As far as storyline goes, I cannot really think of anything like this I have read. The combination of art, culture, technology, to go along with a different take on dragons makes this one of the most unique books I have ever read. That was one of the aspects of the book I enjoyed the most: the fact that it was not a story I had really seen before. The Big Brother feeling and oppression that comes through are not new in and of themselves, but to be told this way in this world showcased those themes in a different light. It was really well done.
I do want to come back to the art, again, because there is one other detraction that thought about a lot while reading this book: how exactly does the paint do its thing? It is sort of kind of explained, but not in super detail. It bothered me for parts of the story, because I could not stop thinking about it and I felt distracted by that. Most of the time I want the magic in my stories spelled out right down to the sub-atomic particle. Not everyone wants that, though, and I do think that vagueness is supposed to be part of mysticism of the events. So, that is clearly a me thing.
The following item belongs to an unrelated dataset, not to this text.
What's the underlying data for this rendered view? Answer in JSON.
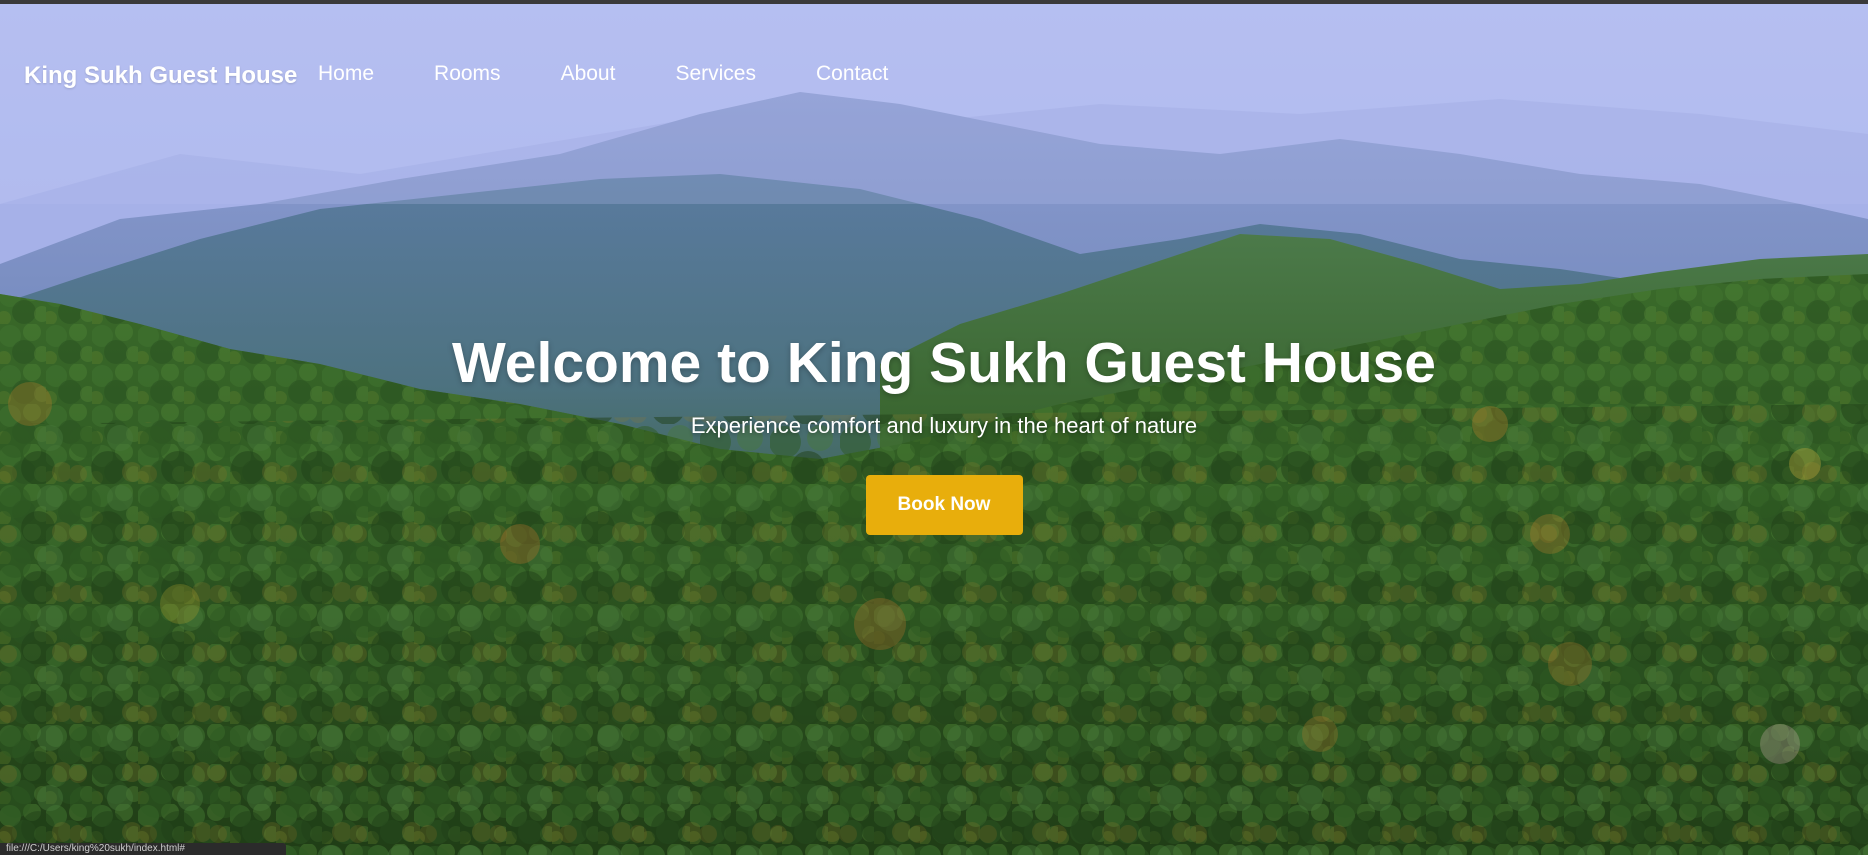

I want to say one non-spoilery thing about the ending: I was smiling ear-to-ear. I found it to be surprising and whimsical, which I thorouglhly enjoyed.
Phoenix Extravagant is an enjoyable read. The themes of human connection, oppression, and government authoritarianism reflect issues we face in today’s world, and this story speaks on those topics from a unique and interesting perspective. The characters were interesting and easy to connect with, as well, and I liked Lee’s writing quite a bit. I do recommend this book for those looking to read something with a fresh take. I especially recommend if art and painting are your thing, as I think those inclined as such will enjoy those bits immensely.